The last time that the Australians toured these shores, their coach, John Buchanan, caused great mirth by using a 2,500-year-old text written by Sun Tzu as a motivational tool.

In The Art of War, the great warrior says: “All warfare is based on deception: Hence, when able to attack we must seem unable; when using our forces we must seem inactive; when we are near we must make the enemy believe we are far away; when we are far away we must make them think we are near.”

For most of this tour Buchanan’s team have been doing a pretty good job of camouflaging their talents.

Has the coach been up to his old tricks again? Sadly not. The defeats by Bangladesh and Somerset were not part of a master plan but they were, for Buchanan, a timely reminder that, no matter how good a team you are, a lack of preparation will find you out.

“There were lots of little reasons why we started so slowly. There were a couple of incidents, which don’t need to be raked over (read Andrew Symonds and ShaneWarne), that distracted us.

“The Twenty20 matches weren’t ideal preparation considering the fact that we’d had a six or seven-week rest period. So we didn’t really have a solid foundation to face up to the kind of stern examination that one-day cricket presents.

“England caught us cold, just as they did during the Champions Trophy last summer.”

Like Clive Woodward, who caught not a cold but more a bout of flu lately, Buchanan is a stickler for preparation and attention to detail.

Like Woodward he has developed a reputation as a bit of a maverick, as someone who thinks ‘outside the box’.

The ambidextrous cricketer was an early theory of his and ‘Pluto’ was an early nickname because some of his ideas were so far out.

It is hard to argue with his results though: after a spell of coaching in grade cricket, he took over his native Queensland, whom he turned from perennial under-achievers to Sheffield Shield champions for the first time in their history.

Stuart Law talked recently of Buchanan’s influence at Queensland, where he brought in fitness coaches, dieticians and masseurs, and changed the atmosphere from being wholly male dominated to one that involved wives, girlfriends and families.

His subsequent success with the national team, using similar methods, has been unparalleled. Only the old pros of Middlesex refused to yield to his methods: Buchanan lasted just one year at Lord’s before the club returned to the reassuring shape of Mike Gatting.

His relative failure at Middlesex tells us a fair bit about Buchanan’s coaching style and a lot about the reluctance to change that has been such a hallmark of English cricket (Buchanan once labelled County cricket as “a true servant of mediocrity”).

Maybe Buchanan is better suited to challenging good players to get better, rather than improving those of more moderate talents.

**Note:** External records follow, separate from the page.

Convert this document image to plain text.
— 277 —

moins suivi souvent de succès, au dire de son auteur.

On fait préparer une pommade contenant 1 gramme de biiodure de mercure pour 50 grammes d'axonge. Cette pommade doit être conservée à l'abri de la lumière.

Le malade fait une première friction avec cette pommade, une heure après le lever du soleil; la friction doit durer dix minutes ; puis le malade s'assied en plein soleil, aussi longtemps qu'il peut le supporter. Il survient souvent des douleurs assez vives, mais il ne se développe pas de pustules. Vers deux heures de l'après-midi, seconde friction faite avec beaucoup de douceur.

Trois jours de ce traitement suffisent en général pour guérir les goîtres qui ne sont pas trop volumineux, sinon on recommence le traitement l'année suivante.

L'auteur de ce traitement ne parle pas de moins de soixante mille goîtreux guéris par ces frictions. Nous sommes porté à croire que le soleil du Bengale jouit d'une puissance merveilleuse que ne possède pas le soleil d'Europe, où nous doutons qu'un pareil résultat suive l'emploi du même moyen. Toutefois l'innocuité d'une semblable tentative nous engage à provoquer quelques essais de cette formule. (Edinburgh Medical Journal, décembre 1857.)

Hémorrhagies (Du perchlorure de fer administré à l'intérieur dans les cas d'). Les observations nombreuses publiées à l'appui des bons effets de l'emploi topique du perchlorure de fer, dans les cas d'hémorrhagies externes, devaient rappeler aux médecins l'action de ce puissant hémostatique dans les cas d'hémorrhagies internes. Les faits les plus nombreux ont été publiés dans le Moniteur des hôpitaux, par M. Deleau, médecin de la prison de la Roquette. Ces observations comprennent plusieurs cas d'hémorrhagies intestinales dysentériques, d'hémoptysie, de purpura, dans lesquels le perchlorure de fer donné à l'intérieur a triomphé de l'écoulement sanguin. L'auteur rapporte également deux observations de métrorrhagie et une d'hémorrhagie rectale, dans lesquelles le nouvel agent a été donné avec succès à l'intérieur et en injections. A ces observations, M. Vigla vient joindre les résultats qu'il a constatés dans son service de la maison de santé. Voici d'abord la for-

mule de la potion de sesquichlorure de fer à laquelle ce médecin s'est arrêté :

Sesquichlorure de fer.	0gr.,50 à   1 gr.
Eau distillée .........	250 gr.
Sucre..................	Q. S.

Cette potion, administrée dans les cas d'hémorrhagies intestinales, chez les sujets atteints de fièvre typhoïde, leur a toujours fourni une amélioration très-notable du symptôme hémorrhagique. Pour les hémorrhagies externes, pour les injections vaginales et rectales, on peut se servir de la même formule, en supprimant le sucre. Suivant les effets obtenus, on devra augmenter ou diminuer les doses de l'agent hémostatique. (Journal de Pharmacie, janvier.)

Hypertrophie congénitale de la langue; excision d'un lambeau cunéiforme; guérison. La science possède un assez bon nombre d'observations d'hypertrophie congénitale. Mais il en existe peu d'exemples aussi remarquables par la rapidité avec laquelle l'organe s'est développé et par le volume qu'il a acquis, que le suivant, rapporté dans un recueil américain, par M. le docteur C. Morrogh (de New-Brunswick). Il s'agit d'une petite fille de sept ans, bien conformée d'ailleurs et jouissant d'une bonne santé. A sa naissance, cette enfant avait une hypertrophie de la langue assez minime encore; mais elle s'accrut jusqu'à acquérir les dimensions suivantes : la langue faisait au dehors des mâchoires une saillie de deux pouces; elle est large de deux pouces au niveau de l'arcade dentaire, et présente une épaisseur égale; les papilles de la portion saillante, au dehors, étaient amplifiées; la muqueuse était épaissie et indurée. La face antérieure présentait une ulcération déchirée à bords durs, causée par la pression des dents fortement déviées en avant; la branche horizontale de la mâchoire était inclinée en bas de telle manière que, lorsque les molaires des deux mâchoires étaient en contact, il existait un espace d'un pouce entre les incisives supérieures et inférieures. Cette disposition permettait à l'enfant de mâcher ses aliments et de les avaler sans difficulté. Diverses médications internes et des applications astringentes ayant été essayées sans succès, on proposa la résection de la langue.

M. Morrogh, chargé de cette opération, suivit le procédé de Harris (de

In the case of Middlesex, he admits he may have been guilty of trying to teach them to run before they could walk. Despite his achievements, there remains a suspicion among some old pros that Buchanan is something of a fraud and is doing nothing more than baby sitting some of the best cricketers that the game has ever produced.

Before those three superfluous games of the last 10 days, Buchanan engaged in a bit of tit-for-tat with Duncan Fletcher.

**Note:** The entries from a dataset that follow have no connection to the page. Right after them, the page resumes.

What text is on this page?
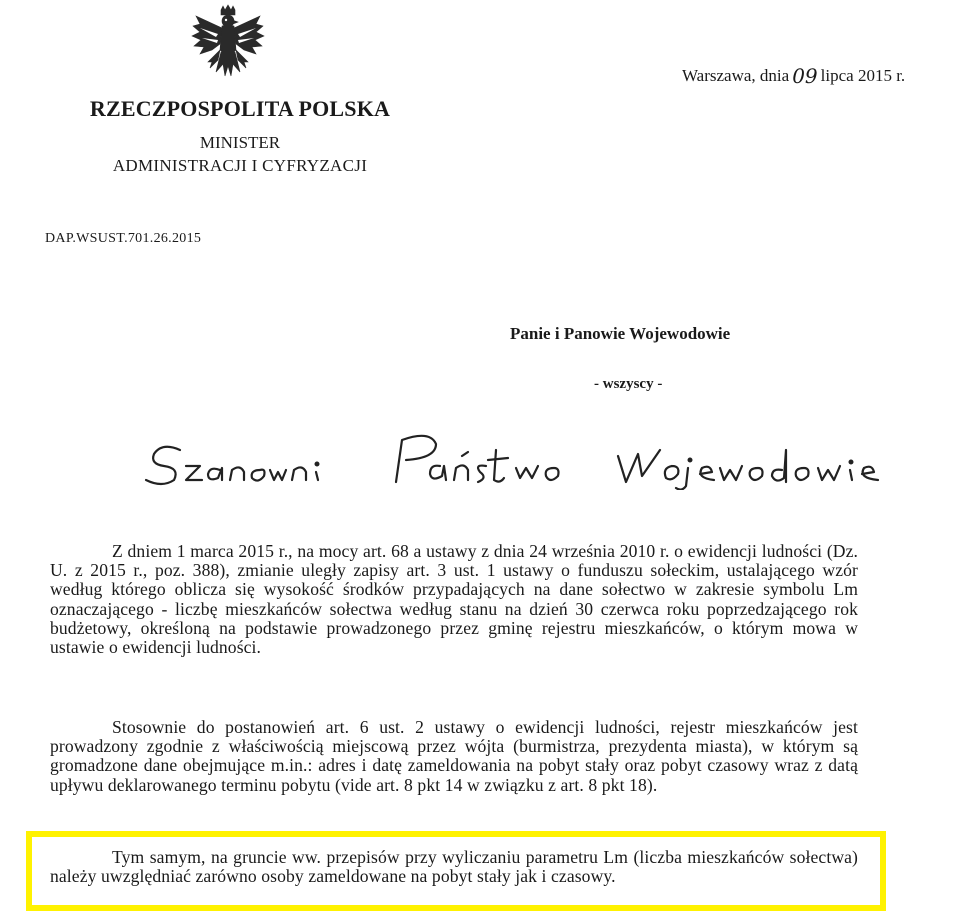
RZECZPOSPOLITA POLSKA
MINISTER
ADMINISTRACJI I CYFRYZACJI
Warszawa, dnia 09 lipca 2015 r.
DAP.WSUST.701.26.2015
Panie i Panowie Wojewodowie
- wszyscy -

Z dniem 1 marca 2015 r., na mocy art. 68 a ustawy z dnia 24 września 2010 r. o ewidencji ludności (Dz. U. z 2015 r., poz. 388), zmianie uległy zapisy art. 3 ust. 1 ustawy o funduszu sołeckim, ustalającego wzór według którego oblicza się wysokość środków przypadających na dane sołectwo w zakresie symbolu Lm oznaczającego - liczbę mieszkańców sołectwa według stanu na dzień 30 czerwca roku poprzedzającego rok budżetowy, określoną na podstawie prowadzonego przez gminę rejestru mieszkańców, o którym mowa w ustawie o ewidencji ludności.

Stosownie do postanowień art. 6 ust. 2 ustawy o ewidencji ludności, rejestr mieszkańców jest prowadzony zgodnie z właściwością miejscową przez wójta (burmistrza, prezydenta miasta), w którym są gromadzone dane obejmujące m.in.: adres i datę zameldowania na pobyt stały oraz pobyt czasowy wraz z datą upływu deklarowanego terminu pobytu (vide art. 8 pkt 14 w związku z art. 8 pkt 18).

Tym samym, na gruncie ww. przepisów przy wyliczaniu parametru Lm (liczba mieszkańców sołectwa) należy uwzględniać zarówno osoby zameldowane na pobyt stały jak i czasowy.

Since Fletcher was good enough to highlight Australia’s weaknesses, Buchanan thought he would do the same.

Was this bout of sledging between coaches an attempt to mark out their territories, to gain the psychological high-ground in the same way that batsmen and bowlers would prior to a contest?

“I do find out a bit about my opposite number, about how his team likes to play and how he goes about his business. It’s all part of the planning stage but, ultimately, it comes down to how well, or otherwise, you do your own job.”

Is he from the Alex Ferguson or Arsene Wenger school of post-match sociability? More Wenger, it seems.